Riesen-Bulle tötete seine Gefährtin

Die Gaur sind riesige Rinder aus Südostasien – und durchaus gefährlich. Foto: Franz Luthe
Die Gaur sind riesige Rinder aus Südostasien – und durchaus gefährlich. Foto: Franz Luthe
Foto: WR/Franz Luthe

Dortmund.. Sie sind wahre Muskelprotze, agil, wild und gefährlich: Gaure, die jetzt im Dortmunder Zoo ein neues Gehege bezogen haben. In der vergangenen Woche tötete ein Jungbulle eine Kuh – jetzt kam Ersatz.

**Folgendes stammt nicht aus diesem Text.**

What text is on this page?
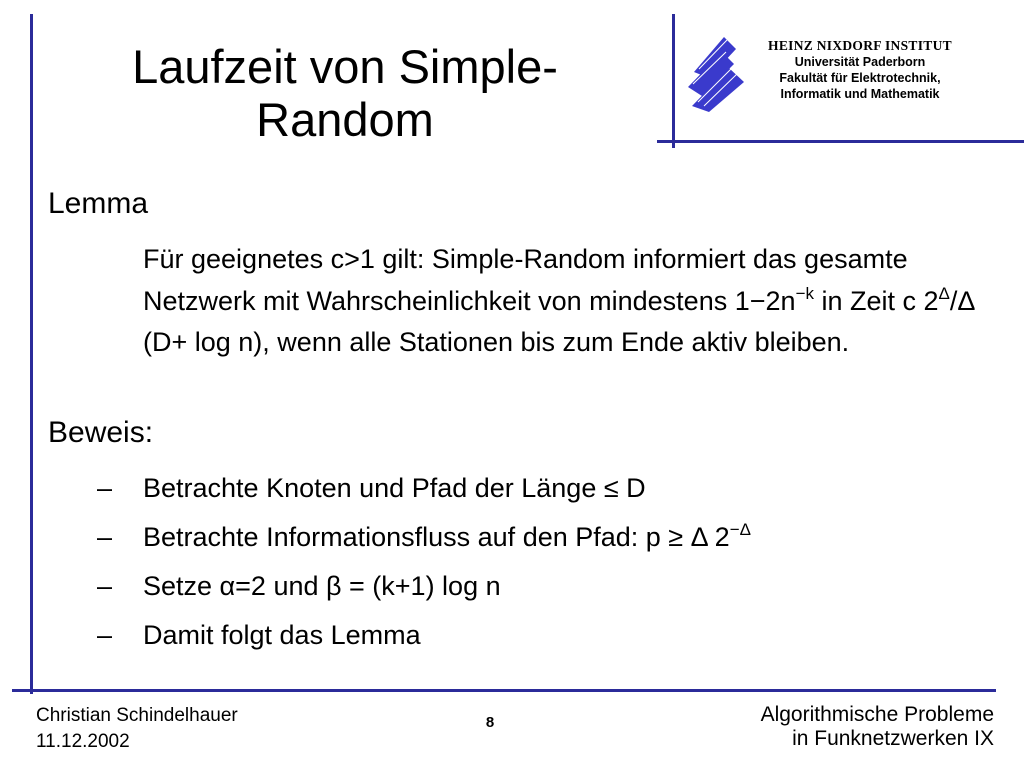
Laufzeit von Simple-
Random
HEINZ NIXDORF INSTITUT
Universität Paderborn
Fakultät für Elektrotechnik,
Informatik und Mathematik
Lemma
Für geeignetes c>1 gilt: Simple-Random informiert das gesamte Netzwerk mit Wahrscheinlichkeit von mindestens $1-2n^{-k}$ in Zeit c $2^\Delta/\Delta$ (D+ log n), wenn alle Stationen bis zum Ende aktiv bleiben.
Beweis:
–	Betrachte Knoten und Pfad der Länge ≤ D
–	Betrachte Informationsfluss auf den Pfad: p ≥ Δ $2^{-\Delta}$
–	Setze α=2 und β = (k+1) log n
–	Damit folgt das Lemma
Christian Schindelhauer
11.12.2002
8	Algorithmische Probleme
in Funknetzwerken IX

Drei Jahre ist der Gaur alt – noch ein Jungtier in der neuen Anlage. Sie beherbergt nur asiatische Huftiere. Neben dem frisch eingezogenen Gaur leben hier noch Hirschziegenantilopen, Axishirsche und Nilgaurantilopen. Allerdings pflegen die Tiere eher eine verhaltene Nachbarschaft – gezwungenermaßen.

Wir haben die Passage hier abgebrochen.